New Library Hours: so fresh, so clean.

You may have noticed a recently re-designed way to find out when things are open for business around these parts. Simple things don’t come easy, so let’s take a peek into what makes a page.

Background

Our original little hours popup box was designed to be a simple way to see the building hours without needing to go to another page on the site. As time progressed, features were added, and more information needed to be expressed, this design was getting a little big for its britches. Among the requested features included the hours for other Sheridan Libraries locations as well as hours for our staffed service areas around the library.

Old Hours: ah, nostalgia.

This wouldn’t be a library project without conducting some research. As library hours are not a problem unique to Hopkins (The problem being: How do you display opening and closing hours for many different locations and services in an easy-to-read and easy-to-find way?), I took a look at how other folks were tackling the problem. UMich, for example, has three (long) pages of locations and services, displaying each one in its own weekly grid that you must click through for further hours. Stanford Library’s hours page is a bit more aesthetically pleasing, but it, too, is very long and it tries to squeeze as much information as possible into small spaces by very tightly abbreviating words, sacrificing clarity.

Conceptual Inspiration

Okay, so where do you see lots of times listed all at once? How do they approach it? Train station signboards, airport displays, and bus schedules are excellent examples of similar information layouts.

Get to where you’re goin’.

A few Google Image searches later and some patterns emerge: well-defined vertical columns, clear spacing between time and location, and visual guides that allow you to move your eye without becoming lost.

Mock it Up!

Whiteboards are worth their weight in gold.

Having gotten a lay of the land, it’s time to sketch. Drawing it out is fast and easy and doesn’t cost any development time. It’s a lot easier to try out how things will look visually without fighting with computers or programming.

After a few sketches and some brainstorming, the most refined concept was coded up as a webpage to play with. At this point, it looked serviceable, but it was a lot of information to take in all at once.

There’s a guideline in information design (and cognitive psychology) that states that the human brain can at most hold between 5 and 9 items in working memory. Anything above that and things feel cumbersome.

Given that guideline, I broke up the list of hours into subcategories of Locations and Services. After all, if you want to know when the Info Desk is open, you don’t want to have to wade through irrelevant listings of building hours as well. It gives your brain something to latch on to.

Call in Reinforcements

At this point, the locations and services felt right, but I needed to be sure. The Info Desk answers a lot of questions related to hours. When you ask a question at the Info Desk, we jot down pertinent bits to keep a little record of it. One of our staff members is in charge of taking a look at those bits, and she was extremely helpful in pointing out which are the locations and services that are most inquired about.
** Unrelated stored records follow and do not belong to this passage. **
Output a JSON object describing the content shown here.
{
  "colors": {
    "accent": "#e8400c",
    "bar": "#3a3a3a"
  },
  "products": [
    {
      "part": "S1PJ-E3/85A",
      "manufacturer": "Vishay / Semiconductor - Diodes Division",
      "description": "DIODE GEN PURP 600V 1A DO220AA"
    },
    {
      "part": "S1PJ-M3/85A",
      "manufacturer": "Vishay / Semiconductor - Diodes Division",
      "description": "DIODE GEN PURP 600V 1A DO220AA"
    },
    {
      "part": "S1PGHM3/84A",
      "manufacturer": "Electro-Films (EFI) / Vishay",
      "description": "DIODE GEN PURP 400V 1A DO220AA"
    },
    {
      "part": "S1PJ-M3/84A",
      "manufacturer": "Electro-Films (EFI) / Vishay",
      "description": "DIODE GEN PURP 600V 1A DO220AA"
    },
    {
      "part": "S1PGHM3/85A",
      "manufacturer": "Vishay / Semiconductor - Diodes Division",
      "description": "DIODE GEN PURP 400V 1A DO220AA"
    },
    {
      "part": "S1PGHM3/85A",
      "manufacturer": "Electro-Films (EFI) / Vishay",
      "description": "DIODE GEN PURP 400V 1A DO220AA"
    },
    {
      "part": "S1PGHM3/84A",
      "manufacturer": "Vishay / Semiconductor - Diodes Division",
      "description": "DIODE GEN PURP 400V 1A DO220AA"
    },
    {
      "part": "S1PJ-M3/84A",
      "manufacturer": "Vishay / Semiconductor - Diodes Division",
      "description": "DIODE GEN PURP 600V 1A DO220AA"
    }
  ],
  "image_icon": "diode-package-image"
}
This data also provided a ranking for the page, with the most sought after locations first, to make them the easiest to find.
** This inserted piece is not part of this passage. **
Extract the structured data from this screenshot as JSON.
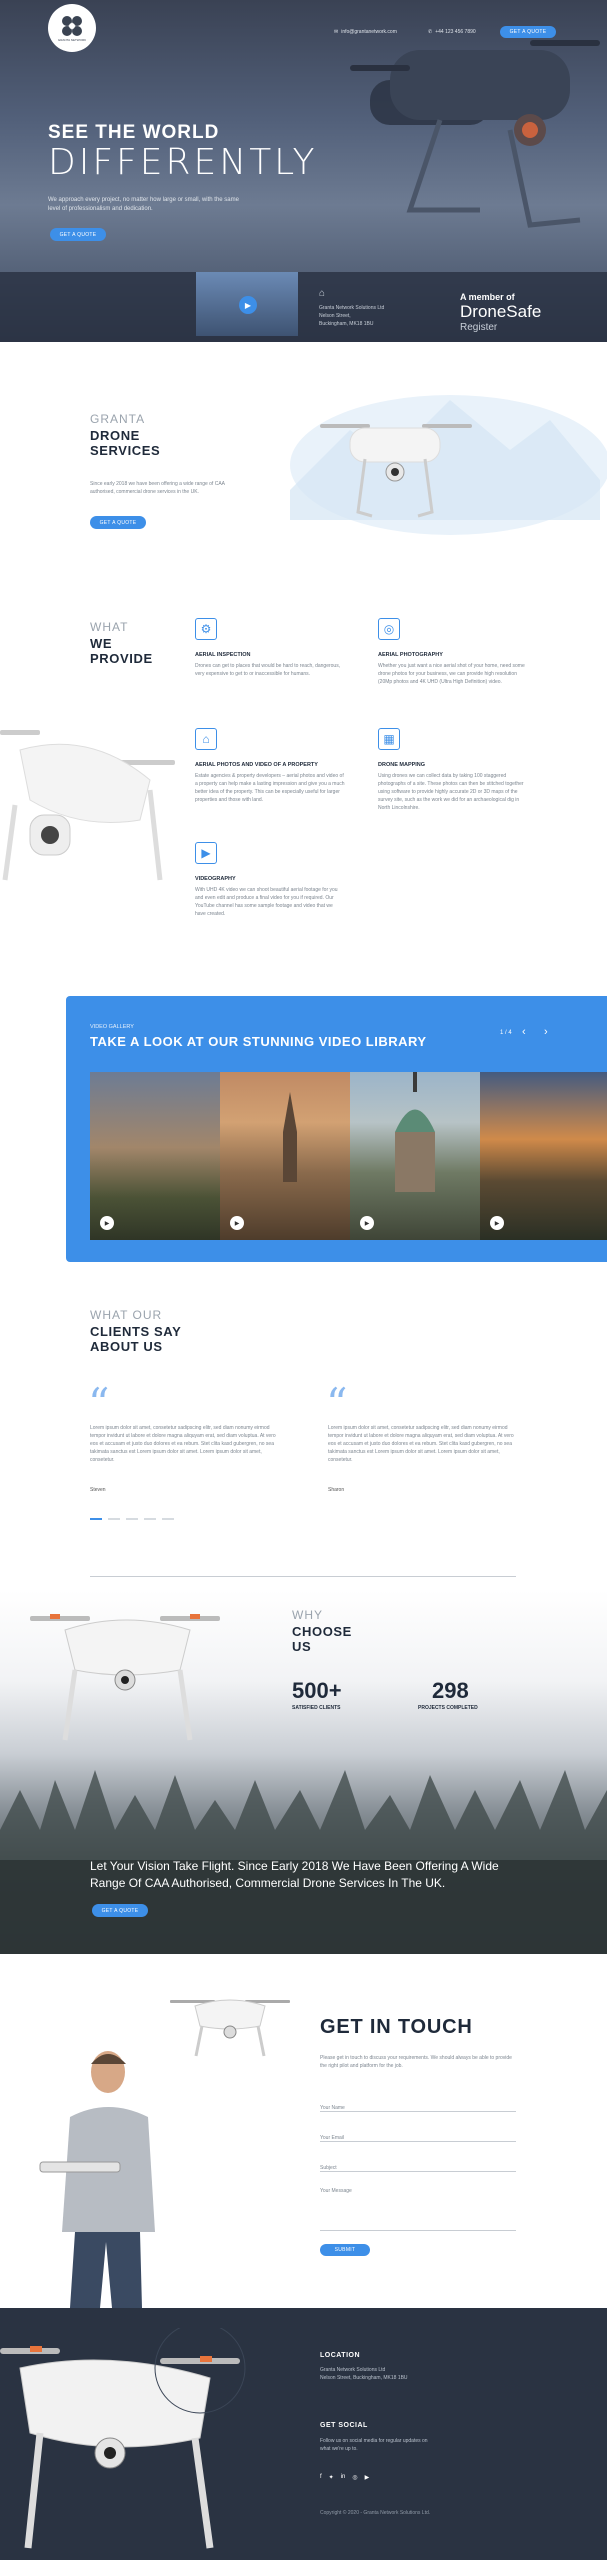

Three days into design and prototyping, I needed to step back a bit. I printed off the mockup and we asked a small sample of users what they thought. Users included security guards, Info Desk employees, students, and staff members; the very folks that would need to refer to this information regularly.

The hours page mockup, three days in.

The feedback was mixed. There was too much visual clutter. A visual that tried to establish day and night wasn’t working for users. Important elements were missing from the page. Things were unclear.

This whole process took about fifteen minutes, but it proved invaluable for giving a direction for further refinement.

Coding

While the user testing was taking place, I began making the page dynamic. All of the hours information is stored in Google Calendar, which needs to be populated with all of the various opening and closing hours as well as holidays and other special occasions.

As you can see, Google Calendar doesn’t provide a great visual for this set of information either.

Google Calendar Info: Rainbow Brite would love us.

Portable Polish

After everything was hooked up to Google Calendar and all of the programming logic was wired into the page, adjustments needed to be made for tablets and mobile devices.

When the page is adjusted for the narrower space of these devices, the opening and closing times no longer fit into their clean columns, so tweaks were put in to list the information in a more vertical manner. These devices also lack a mouse cursor that we can use to highlight sections of the page, so very faint horizontal lines were added into the layout to improve the readability in a more squeezed space.

The complete week listing was never going to work on a phone. It is simply too wide a set of information to easily display on that device without incurring a ton of pinching and zooming. To solve this problem, the hours were limited to only the current day and and the next day. These three columns of information fit nicely in the space provided on a smartphone and provide the information most needed for on-the-go lookups.

Mobile Hours: phones on the left, tablets on the right.

Wrap Up

So, there you have it. A readable list of library location and service hours with adaptive interfaces for tablets and phones, user tested, and backed by dynamic data coming from Google Calendar.